A decentralized exchange works as follows:
- the token holder places an order for the exchange of his assets for another asset available on the exchange;
- if a sell order is placed, then other users can place their purchase orders;
- when the time set by the seller expires, all purchase orders are reviewed and executed by both parties.
If you look at the stages from the point of view of the user placing the order:
- You use your wallet address to enter the decentralized exchange on the blockchain;
- You can apply for a purchase or sale;
- Smart contracts are executed and assets are being transferred.
How to Choose a Cryptocurrency Exchange
In addition to the foregoing, the following should also be taken into account.
Trading commissions are what most crypto traders pay attention to. In the case of traditional platforms, customers pay a fixed commission for each transaction. Crypto exchanges are different in this case.
Centralized crypto exchanges typically charge a percentage on each transaction. Commissions on decentralized exchanges resemble traditional transaction fees, only you pay to confirm your transaction on the blockchain. Typically, such a commission does not exceed one dollar in equivalent.
Decentralized exchanges usually do not have a central governing body. Therefore, they have no requirements regarding additional identity checks. You can simply register and start trading. In addition, anonymity gives users access to tools that are otherwise not available.
You can give an example of BitMEX – a crypto-exchange that allows you to trade using leverage but does not allow traders from the United States to use their services. On the other hand, the dYdX decentralized exchange allows everyone to use all the services.
Crypto Asset Liquidity
One of the advantages inherent in centralized exchanges is liquidity, that is, the presence of good demand and supply for various cryptocurrencies. Without liquidity, it is difficult to achieve adequate pricing.
Cryptocurrency liquidity can be ensured by linking crypto assets to traditional assets as if combining cryptocurrency and fiat markets. Higher liquidity leads to faster transactions, stable prices and, consequently, to a greater number of players in the market. This contributes to the widespread adoption of blockchain technology and crypto tools and the maturity of the industry.
Are Decentralized Bitcoin Exchanges Popular Now?
In general, no. Judging by the centralized exchanges – Binance, Coinbase, Bittrex – they account for 99 percent of the total volume of cryptocurrency transactions. However, today a large number of startups are interested in creating decentralized exchanges, as they can become popular and profitable. At the moment when the largest number of crypto investors entered the market, only centralized exchanges were available.
If we compare the characteristics of centralized and decentralized exchanges, then decentralized exchanges are a priority in many respects. Moreover, as people are more and more inclined toward exchanges of this type, it may be worth considering as a new direction in business.
As the crypto world improves and turns into a fully functional ecosystem, crypto exchanges will continue to play a central role.
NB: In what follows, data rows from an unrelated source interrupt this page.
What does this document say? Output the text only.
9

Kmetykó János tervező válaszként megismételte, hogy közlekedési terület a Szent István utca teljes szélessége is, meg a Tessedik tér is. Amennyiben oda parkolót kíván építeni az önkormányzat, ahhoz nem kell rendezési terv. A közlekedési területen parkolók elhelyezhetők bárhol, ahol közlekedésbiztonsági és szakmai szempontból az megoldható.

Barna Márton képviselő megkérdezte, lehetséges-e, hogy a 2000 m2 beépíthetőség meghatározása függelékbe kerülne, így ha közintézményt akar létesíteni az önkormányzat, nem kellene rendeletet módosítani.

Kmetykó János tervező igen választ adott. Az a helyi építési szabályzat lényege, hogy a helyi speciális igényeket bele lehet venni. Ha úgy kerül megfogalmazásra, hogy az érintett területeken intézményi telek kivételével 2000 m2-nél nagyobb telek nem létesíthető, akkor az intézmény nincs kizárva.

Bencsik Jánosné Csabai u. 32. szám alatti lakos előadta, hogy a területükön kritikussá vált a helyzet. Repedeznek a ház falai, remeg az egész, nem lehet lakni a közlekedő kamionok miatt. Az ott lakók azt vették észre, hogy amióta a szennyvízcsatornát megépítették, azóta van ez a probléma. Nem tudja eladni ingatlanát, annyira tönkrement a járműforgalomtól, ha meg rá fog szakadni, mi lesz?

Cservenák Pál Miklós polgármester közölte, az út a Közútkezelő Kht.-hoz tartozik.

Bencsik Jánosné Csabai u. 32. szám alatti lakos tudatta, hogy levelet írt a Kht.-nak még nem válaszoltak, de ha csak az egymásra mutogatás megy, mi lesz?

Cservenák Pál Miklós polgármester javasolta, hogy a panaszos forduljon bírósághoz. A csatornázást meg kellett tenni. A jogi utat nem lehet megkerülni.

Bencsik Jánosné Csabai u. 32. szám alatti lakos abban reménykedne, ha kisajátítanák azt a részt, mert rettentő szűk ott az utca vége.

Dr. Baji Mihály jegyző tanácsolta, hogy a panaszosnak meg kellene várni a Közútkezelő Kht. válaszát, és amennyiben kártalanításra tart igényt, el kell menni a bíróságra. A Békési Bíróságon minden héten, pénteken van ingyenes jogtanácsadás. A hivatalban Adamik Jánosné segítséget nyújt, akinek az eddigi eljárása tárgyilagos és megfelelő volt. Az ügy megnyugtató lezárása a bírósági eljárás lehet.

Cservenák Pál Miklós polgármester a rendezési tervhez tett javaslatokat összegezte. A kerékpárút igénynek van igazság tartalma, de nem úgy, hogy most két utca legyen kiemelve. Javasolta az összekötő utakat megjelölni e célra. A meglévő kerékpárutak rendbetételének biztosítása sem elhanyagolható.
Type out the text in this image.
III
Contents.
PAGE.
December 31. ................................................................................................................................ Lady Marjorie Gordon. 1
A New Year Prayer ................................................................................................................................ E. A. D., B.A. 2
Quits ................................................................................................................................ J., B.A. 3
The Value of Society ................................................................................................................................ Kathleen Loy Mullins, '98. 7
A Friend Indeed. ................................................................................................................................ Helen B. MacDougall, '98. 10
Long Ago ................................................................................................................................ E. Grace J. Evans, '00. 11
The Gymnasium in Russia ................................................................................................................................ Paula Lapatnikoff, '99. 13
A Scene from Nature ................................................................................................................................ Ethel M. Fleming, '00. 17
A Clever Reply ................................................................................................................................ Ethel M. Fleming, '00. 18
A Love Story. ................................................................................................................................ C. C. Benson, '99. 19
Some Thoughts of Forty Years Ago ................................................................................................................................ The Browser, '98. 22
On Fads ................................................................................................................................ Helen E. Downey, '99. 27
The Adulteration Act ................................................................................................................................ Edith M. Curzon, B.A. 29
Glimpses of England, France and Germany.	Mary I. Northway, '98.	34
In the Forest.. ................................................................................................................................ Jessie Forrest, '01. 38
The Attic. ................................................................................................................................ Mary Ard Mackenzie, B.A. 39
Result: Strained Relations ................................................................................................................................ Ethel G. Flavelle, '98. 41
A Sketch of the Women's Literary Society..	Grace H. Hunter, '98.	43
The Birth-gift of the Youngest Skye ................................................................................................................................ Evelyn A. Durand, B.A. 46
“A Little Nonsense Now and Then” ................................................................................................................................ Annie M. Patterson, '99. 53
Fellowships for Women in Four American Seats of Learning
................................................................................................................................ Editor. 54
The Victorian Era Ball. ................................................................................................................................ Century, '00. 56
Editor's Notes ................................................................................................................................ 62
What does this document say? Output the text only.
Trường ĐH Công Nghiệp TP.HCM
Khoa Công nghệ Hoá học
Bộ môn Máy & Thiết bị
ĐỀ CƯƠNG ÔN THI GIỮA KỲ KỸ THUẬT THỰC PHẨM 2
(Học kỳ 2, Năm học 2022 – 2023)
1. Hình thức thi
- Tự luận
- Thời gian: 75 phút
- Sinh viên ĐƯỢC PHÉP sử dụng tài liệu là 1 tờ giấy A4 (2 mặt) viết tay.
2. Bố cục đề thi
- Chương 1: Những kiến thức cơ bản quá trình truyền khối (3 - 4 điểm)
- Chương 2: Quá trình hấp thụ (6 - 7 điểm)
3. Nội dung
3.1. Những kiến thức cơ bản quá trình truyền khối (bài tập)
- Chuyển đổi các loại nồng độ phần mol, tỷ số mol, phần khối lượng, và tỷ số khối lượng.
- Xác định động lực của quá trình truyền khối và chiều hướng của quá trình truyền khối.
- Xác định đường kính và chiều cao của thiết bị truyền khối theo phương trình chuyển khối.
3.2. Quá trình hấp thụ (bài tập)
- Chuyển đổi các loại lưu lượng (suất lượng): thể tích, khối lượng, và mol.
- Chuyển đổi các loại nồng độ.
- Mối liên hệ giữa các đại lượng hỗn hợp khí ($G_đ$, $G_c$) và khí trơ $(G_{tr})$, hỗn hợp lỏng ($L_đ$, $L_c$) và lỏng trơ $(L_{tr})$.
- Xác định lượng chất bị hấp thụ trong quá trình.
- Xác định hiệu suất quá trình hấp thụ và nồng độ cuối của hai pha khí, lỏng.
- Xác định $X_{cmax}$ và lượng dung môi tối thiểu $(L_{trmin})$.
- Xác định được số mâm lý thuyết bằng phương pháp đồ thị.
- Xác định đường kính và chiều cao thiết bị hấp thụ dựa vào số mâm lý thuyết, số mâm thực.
Currently, coins and tokens are mainly used in investment speculation, which means that the platforms where they can be traded determine the development of the industry. Many startups are now developing their own options for exchanges.
The choice between centralized and decentralized exchanges is entirely up to you and your goals. If you choose a decentralized exchange, you always need a higher level of responsibility to protect your assets. In the case of centralized, you should be prepared for hacking and loss of funds. Although large sites will obviously compensate for possible damage.
Decentralization gives us a new world where there is no need to trust intermediaries, but you still need to trust yourself and your responsibility.